Forward implements Fig 2 from the paper:
- Stack block representations + partial block into value matrix V
- Apply RMSNorm to get keys K
- Compute logits = query^T * K (dot product)
- alpha = softmax(logits)
- h = sum(alpha_i * V_i)
func NewBlockAttnRes ¶
func NewBlockAttnRes[T tensor.Numeric](engine compute.Engine[T], ops numeric.Arithmetic[T], blockSize, modelDim int, epsilon T) (*BlockAttnRes[T], error)
NewBlockAttnRes creates a new BlockAttnRes layer.
Parameters:
- engine: the compute engine for all arithmetic
- ops: arithmetic operations for type T
- blockSize: number of layers per block (S)
- modelDim: hidden dimension size (for RMSNorm initialization)
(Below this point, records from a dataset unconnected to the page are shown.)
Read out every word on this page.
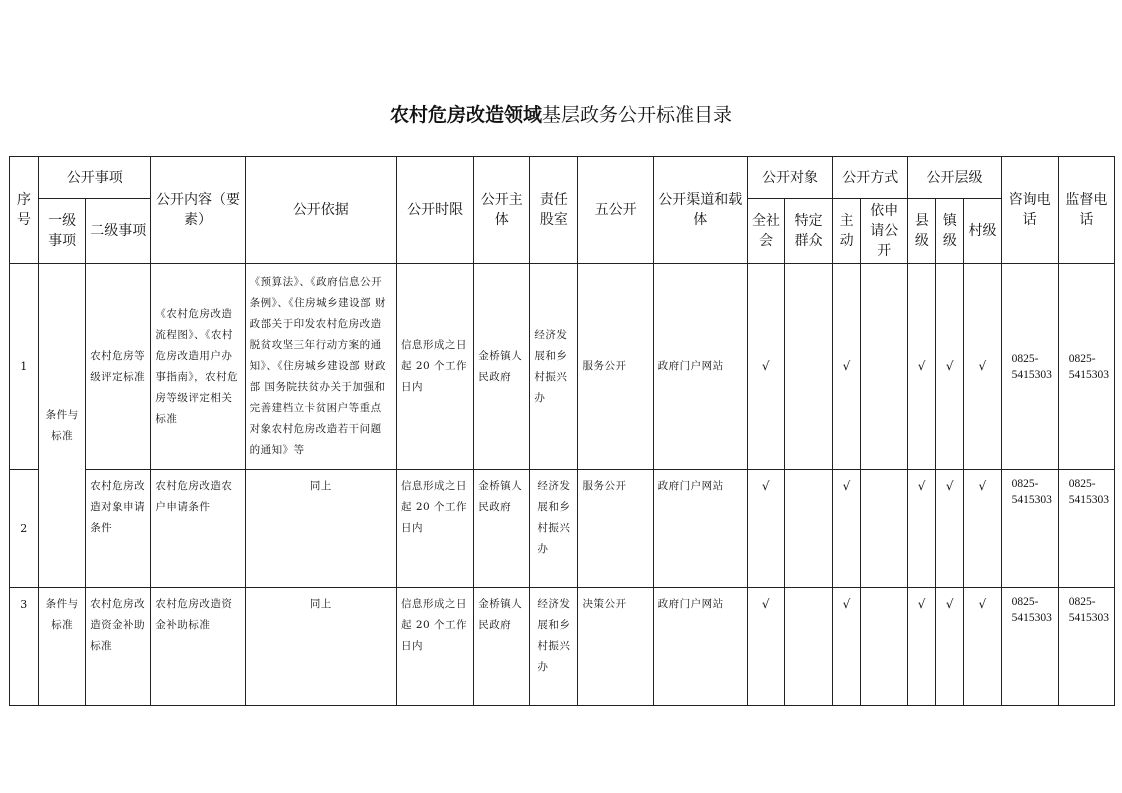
农村危房改造领域基层政务公开标准目录
序号	公开事项		公开内容（要素）	公开依据	公开时限	公开主体	责任股室	五公开	公开渠道和载体	公开对象		公开方式		公开层级			咨询电话	监督电话
	一级事项	二级事项								全社会	特定群众	主动	依申请公开	县级	镇级	村级		
1	条件与标准	农村危房等级评定标准	《农村危房改造流程图》、《农村危房改造用户办事指南》，农村危房等级评定相关标准	《预算法》、《政府信息公开条例》、《住房城乡建设部 财政部关于印发农村危房改造脱贫攻坚三年行动方案的通知》、《住房城乡建设部 财政部 国务院扶贫办关于加强和完善建档立卡贫困户等重点对象农村危房改造若干问题的通知》等	信息形成之日起 20 个工作日内	金桥镇人民政府	经济发展和乡村振兴办	服务公开	政府门户网站	√		√		√	√	√	0825-5415303	0825-5415303
2		农村危房改造对象申请条件	农村危房改造农户申请条件	同上	信息形成之日起 20 个工作日内	金桥镇人民政府	经济发展和乡村振兴办	服务公开	政府门户网站	√		√		√	√	√	0825-5415303	0825-5415303
3	条件与标准	农村危房改造资金补助标准	农村危房改造资金补助标准	同上	信息形成之日起 20 个工作日内	金桥镇人民政府	经济发展和乡村振兴办	决策公开	政府门户网站	√		√		√	√	√	0825-5415303	0825-5415303
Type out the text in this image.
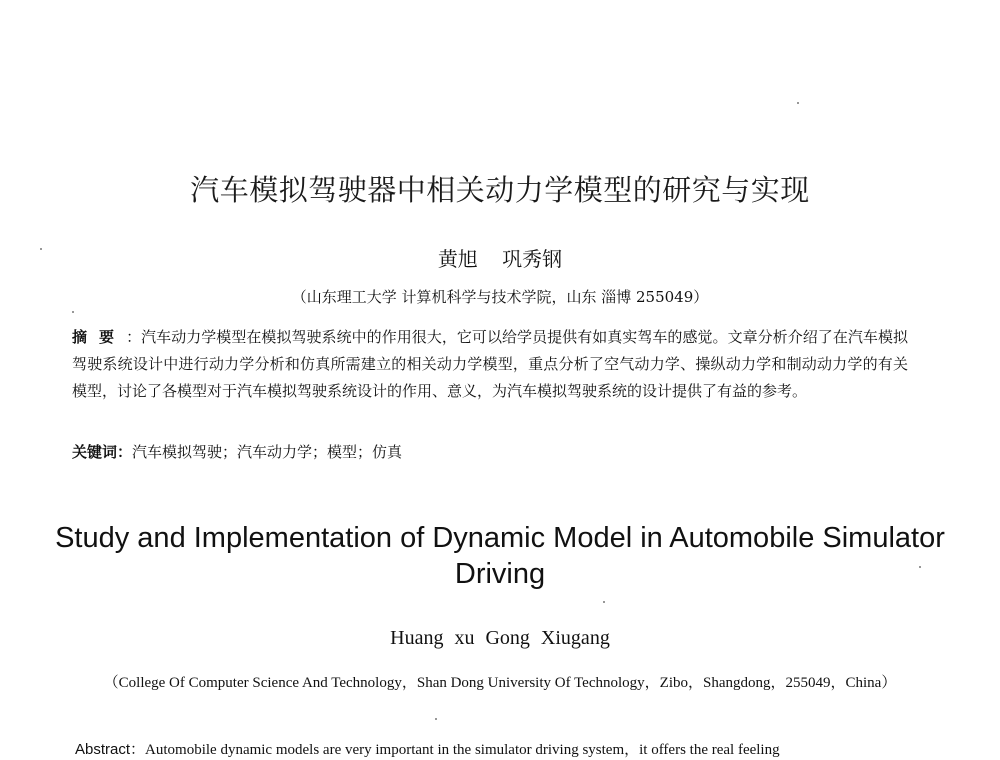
汽车模拟驾驶器中相关动力学模型的研究与实现
黄旭 巩秀钢
（山东理工大学 计算机科学与技术学院，山东 淄博 255049）
摘要：汽车动力学模型在模拟驾驶系统中的作用很大，它可以给学员提供有如真实驾车的感觉。文章分析介绍了在汽车模拟驾驶系统设计中进行动力学分析和仿真所需建立的相关动力学模型，重点分析了空气动力学、操纵动力学和制动动力学的有关模型，讨论了各模型对于汽车模拟驾驶系统设计的作用、意义，为汽车模拟驾驶系统的设计提供了有益的参考。
关键词：汽车模拟驾驶；汽车动力学；模型；仿真
Study and Implementation of Dynamic Model in Automobile Simulator Driving
Huang xu Gong Xiugang
（College Of Computer Science And Technology，Shan Dong University Of Technology，Zibo，Shangdong，255049，China）
Abstract：Automobile dynamic models are very important in the simulator driving system，it offers the real feeling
- epsilon: small constant for RMSNorm numerical stability
func (*BlockAttnRes[T]) AttentionWeights ¶
func (b *BlockAttnRes[T]) AttentionWeights( ctx context.Context, query *tensor.TensorNumeric[T], blocks []*tensor.TensorNumeric[T], partialBlock *tensor.TensorNumeric[T], ) (*tensor.TensorNumeric[T], error)
AttentionWeights computes and returns the softmax attention weights over blocks. This is useful for inspection/debugging. Returns weights [1, n] where n = len(blocks) + 1.
func (*BlockAttnRes[T]) BlockSize ¶
func (b *BlockAttnRes[T]) BlockSize() int
BlockSize returns the number of layers per block.
func (*BlockAttnRes[T]) Forward ¶
func (b *BlockAttnRes[T]) Forward( ctx context.Context, query *tensor.TensorNumeric[T], blocks []*tensor.TensorNumeric[T], partialBlock *tensor.TensorNumeric[T], ) (*tensor.TensorNumeric[T], error)
Forward computes the block attention residual.
Parameters:
- ctx: context for cancellation
- query: current layer hidden state [dim] or [1, dim]
- blocks: completed block representations, each [dim] or [1, dim]
- partialBlock: sum of layer outputs in the current (incomplete) block, [dim] or [1, dim]
Returns the weighted combination of all block representations via softmax attention.
func (*BlockAttnRes[T]) Parameters ¶
func (b *BlockAttnRes[T]) Parameters() []*graph.Parameter[T]
Parameters returns the learnable parameters. The RMSNorm gain is initialized to unit (ones) and not trained by BlockAttnRes, but is exposed for completeness.